Since then, the mystery had been made the subject of many speculations, several of which had revitalized the legend of Mary Magdalene and her alleged escape from Palestine to the South of France after the death of Yeshua” [p. 273].
Adrian, who works at the shop, helped me secure a taxi to get back to Limoux. He had to phone four different taxi services to find a driver for me. I told my daughter, when you travel, there are always angels on your path.
The Tour. Great capture during Stage 19 today. Si jolie. (So pretty.) J’adore France.
Crazy sprint finish today with a surprise winner…not so much the team. Jumbo Visma. The whole Tour has been insane and crazy fast. So fun to watch. Only two more stages going into Paris on Sunday! 🥂
This one in reference to yesterday’s Wout Route…
Clever. And so true. :)
And this which sums up not only stage 18, but the entire Tour and how Jonas and Tedej respect each other and their sport. This connection occurred after Jonas clipped is pedal and wobbled and then when Tadej slid out misreading the line on the descent. Scary fast. And Jonas waited for him. Tadej reached for his hand as he caught up almost as if to say, “It’s yours.” He had attacked so much, trying to gain time, and then he handed the baton. And he didn’t attack again. Tender, and sweet moment to witness. 💛
La Gare day!
First, it was the bus from Limoux to Carcassonne.

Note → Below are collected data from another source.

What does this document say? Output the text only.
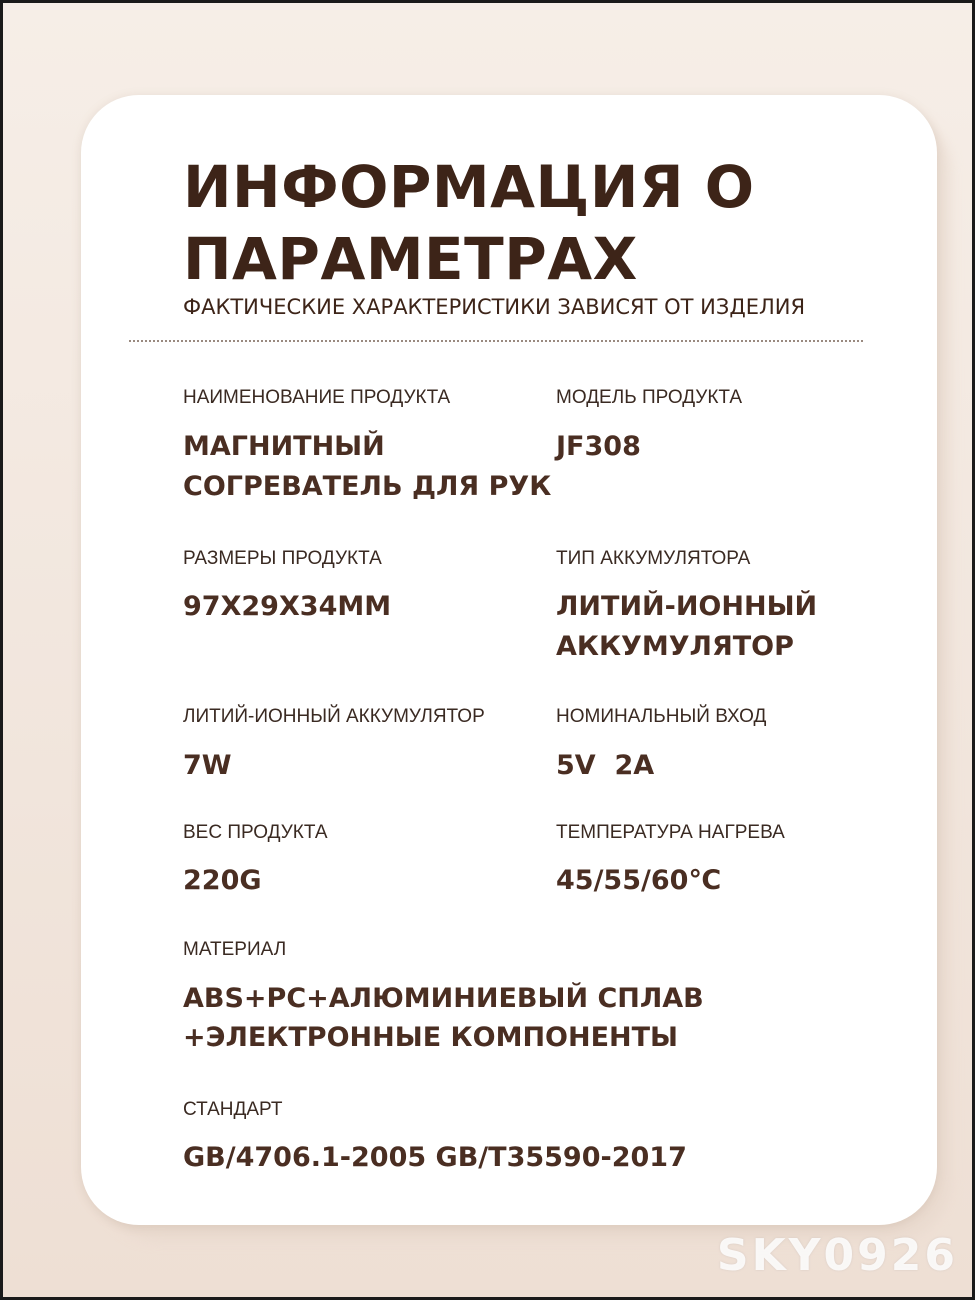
ИНФОРМАЦИЯ О ПАРАМЕТРАХ
ФАКТИЧЕСКИЕ ХАРАКТЕРИСТИКИ ЗАВИСЯТ ОТ ИЗДЕЛИЯ
НАИМЕНОВАНИЕ ПРОДУКТА
МАГНИТНЫЙ
СОГРЕВАТЕЛЬ ДЛЯ РУК
МОДЕЛЬ ПРОДУКТА
JF308
РАЗМЕРЫ ПРОДУКТА
97X29X34MM
ТИП АККУМУЛЯТОРА
ЛИТИЙ-ИОННЫЙ
АККУМУЛЯТОР
ЛИТИЙ-ИОННЫЙ АККУМУЛЯТОР
7W
НОМИНАЛЬНЫЙ ВХОД
5V  2A
ВЕС ПРОДУКТА
220G
ТЕМПЕРАТУРА НАГРЕВА
45/55/60℃
МАТЕРИАЛ
ABS+PC+АЛЮМИНИЕВЫЙ СПЛАВ
+ЭЛЕКТРОННЫЕ КОМПОНЕНТЫ
СТАНДАРТ
GB/4706.1-2005 GB/T35590-2017
SKY0926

It was a day of learning and confusion. 🙃
And angels on my path when I needed help the most, like Suni from Pakistan who gave me a full tutorial on train travel in France, helped me download some European train apps before he caught his train. He has lived in Germany, speaks fluent German, extremely fluid English, and is learning French. He is trying to secure a visa so he can work in France and attend school. He told me, “I can’t go back to Pakistan. There is no future for me there.” Meeting people from different cultures, speaking different languages, observing their behaviors and kindnesses truly fills and renews my spirit. Another person I spoke to along my different stops and exchanges said to me when I told him I was from the United States, “It’s very dangerous there.” The whole world is watching. A co-passenger on another train as I was making my way slowly to Grenoble explained one of the announcements over the intercom system for me that passengers were being warned about a pick-pocket on the train. I told him, “I wish we had more pick-pockets in our country, instead of guns. He paused and said, “It makes us very worried in Europe.” He’s from Italy and lives in France. His name is Claudio. He explained that we are citizens of the world and it doesn’t matter where we’re from, it effects all of us. My heart. Indeed. So beautifully expressed.

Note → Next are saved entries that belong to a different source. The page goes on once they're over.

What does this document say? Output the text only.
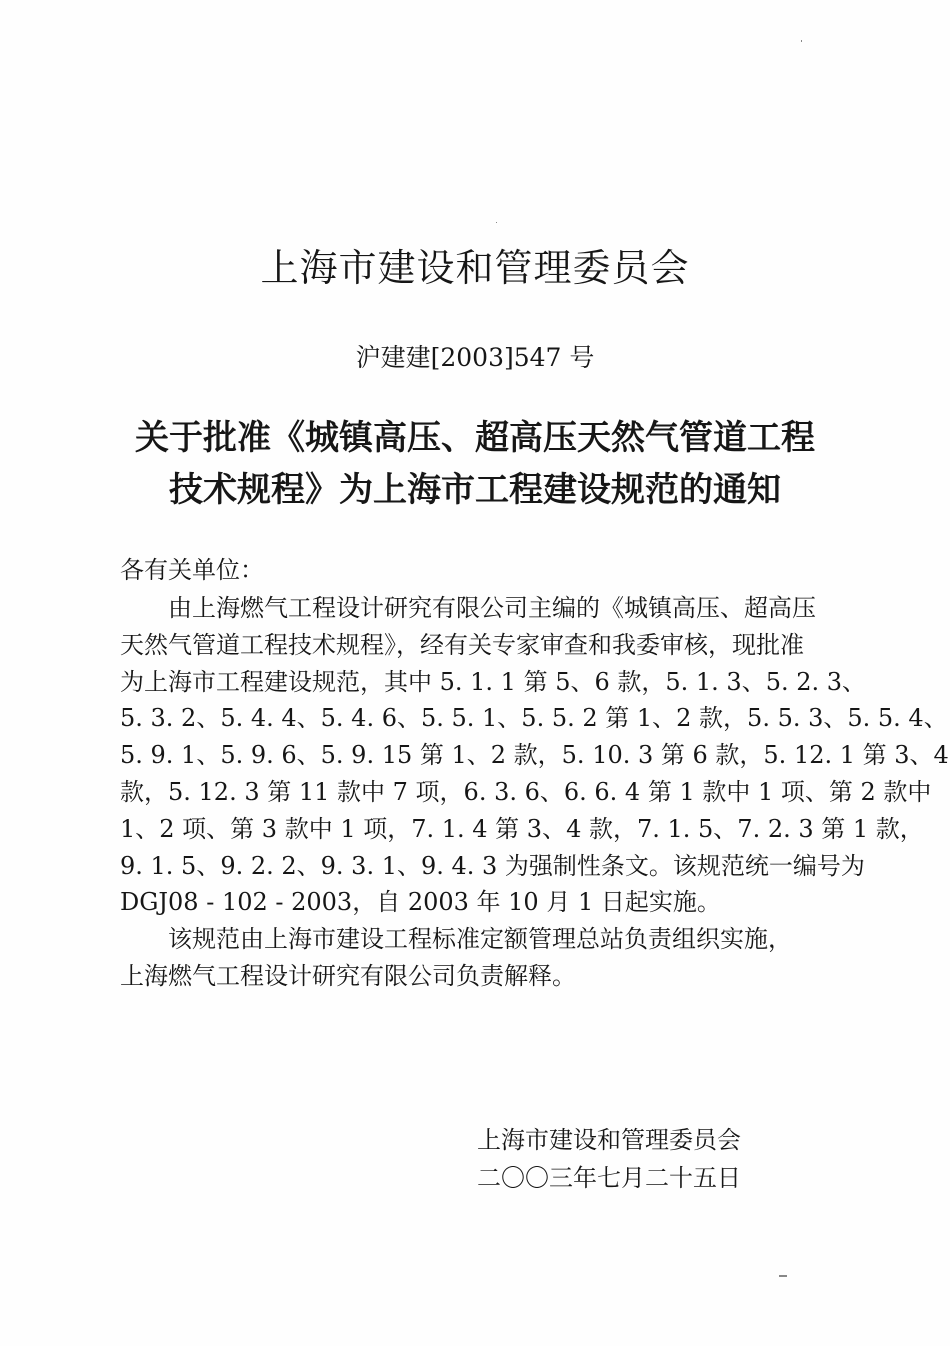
上海市建设和管理委员会
沪建建[2003]547 号
关于批准《城镇高压、超高压天然气管道工程
技术规程》为上海市工程建设规范的通知
各有关单位：
由上海燃气工程设计研究有限公司主编的《城镇高压、超高压
天然气管道工程技术规程》，经有关专家审查和我委审核，现批准
为上海市工程建设规范，其中 5. 1. 1 第 5、6 款，5. 1. 3、5. 2. 3、
5. 3. 2、5. 4. 4、5. 4. 6、5. 5. 1、5. 5. 2 第 1、2 款，5. 5. 3、5. 5. 4、
5. 9. 1、5. 9. 6、5. 9. 15 第 1、2 款，5. 10. 3 第 6 款，5. 12. 1 第 3、4
款，5. 12. 3 第 11 款中 7 项，6. 3. 6、6. 6. 4 第 1 款中 1 项、第 2 款中
1、2 项、第 3 款中 1 项，7. 1. 4 第 3、4 款，7. 1. 5、7. 2. 3 第 1 款，
9. 1. 5、9. 2. 2、9. 3. 1、9. 4. 3 为强制性条文。该规范统一编号为
DGJ08 - 102 - 2003，自 2003 年 10 月 1 日起实施。
该规范由上海市建设工程标准定额管理总站负责组织实施，
上海燃气工程设计研究有限公司负责解释。
上海市建设和管理委员会
二〇〇三年七月二十五日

The train moving through Sète, Languedoc, France, on the Mediterranean coast. Established 1,000 years ago, it’s a UNESCO world heritage site. It’s on my list to visit.
12 hours later I made it to Grenoble. Trees line the downtown with a very hip, young vibe. Apparently it’s a university town with over 60,000 students here. The population is around 165,000. A very different feeling from my beloved Languedoc region. It’s about an hour east of Lyon. Beautiful area—mountain ranges and massive history. Can’t wait to explore. It was dark when I arrived. Photos tomorrow!
I’m reading another book on Cathar history. Can’t wait to share.
Reading on the trains today, I had to pause and reel in the reminded awareness how awful, awful…humans have treated each other over the centuries and continue still. In this instance, crusades and inquisitions, torture and burnings at the stake. This journey today on a micro level reminded me how kind and compassionate and caring the human species can be. We’re one of 8,000,000 species on the planet. And we’re destroying it…and each other. And it never stops. We just find different ways to mutilate and hate. For millennia.
Again, the question simmers: Are humans, by nature, good or evil? Or, does society corrupt? Rhetorical. Been thinking about it a lot lately, though. Perhaps it’s why the Cathar landed on duality, to help explain it, and understand.
Rex Mundi. More later on what was considered Cathar heresy.